While not being scared money helped the businessmen compete with the pros, what evened the playing field for them was their approach to managing risk.

"My business is investing," Einhorn said. "And there's a lot of similarity between what you're doing in investing and in poker.

"There's some information you know, there's some information you surmise, and then there's the future which is the unknown information and you have a range of possible outcomes. If you think about a poker hand that way, you have your cards, you have what you can surmise about whatever your opponents might have and then you have whatever cards might come on the board that are uncertain. So there's a range, and you're calculating through those three pieces of information.

"And when you invest, it's really the same. There are the things you know about a company or the world or whatnot, and there are things that you surmise -- you don't know, but you kind of assume --and then there's the future, which is the range of possible events in the future. And then you think about how do those three things put together affect an investment, which isn't all that different from how something might affect a poker hand."

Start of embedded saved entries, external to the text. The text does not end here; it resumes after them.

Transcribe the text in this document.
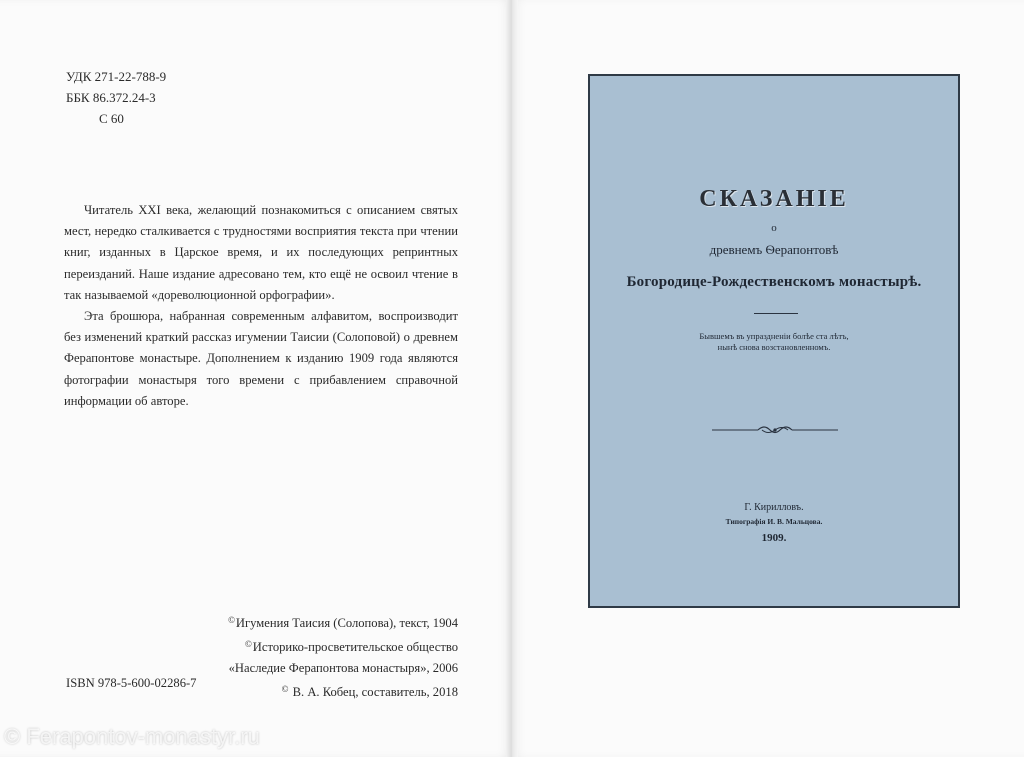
УДК 271-22-788-9
ББК 86.372.24-3
С 60

Читатель XXI века, желающий познакомиться с описанием святых мест, нередко сталкивается с трудностями восприятия текста при чтении книг, изданных в Царское время, и их последующих репринтных переизданий. Наше издание адресовано тем, кто ещё не освоил чтение в так называемой «дореволюционной орфографии».

Эта брошюра, набранная современным алфавитом, воспроизводит без изменений краткий рассказ игумении Таисии (Солоповой) о древнем Ферапонтове монастыре. Дополнением к изданию 1909 года являются фотографии монастыря того времени с прибавлением справочной информации об авторе.

©Игумения Таисия (Солопова), текст, 1904
©Историко-просветительское общество
«Наследие Ферапонтова монастыря», 2006
© В. А. Кобец, составитель, 2018
ISBN 978-5-600-02286-7
СКАЗАНІЕ
о
древнемъ Ѳерапонтовѣ
Богородице-Рождественскомъ монастырѣ.
Бывшемъ въ упраздненіи болѣе ста лѣтъ,
нынѣ снова возстановленномъ.
Г. Кирилловъ.
Типографія И. В. Мальцова.
1909.
© Ferapontov-monastyr.ru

The success of the billionaire businessmen in this tournament wasn't entirely unexpected by the poker pros.

"I never underestimate the billionaires," Hellmuth said after his elimination. "I play with billionaires in my home game and these guys have a way of showing up with a hand when the money is in there big.

"These billionaires are some of the smartest people on the planet, and they’re going to figure out a way -- their own way -- to play the game. So it didn’t surprise me," Hellmuth added.

What Hellmuth calls smart is actually good risk assessment. And that's something poker pros and billionaire businessmen have in common.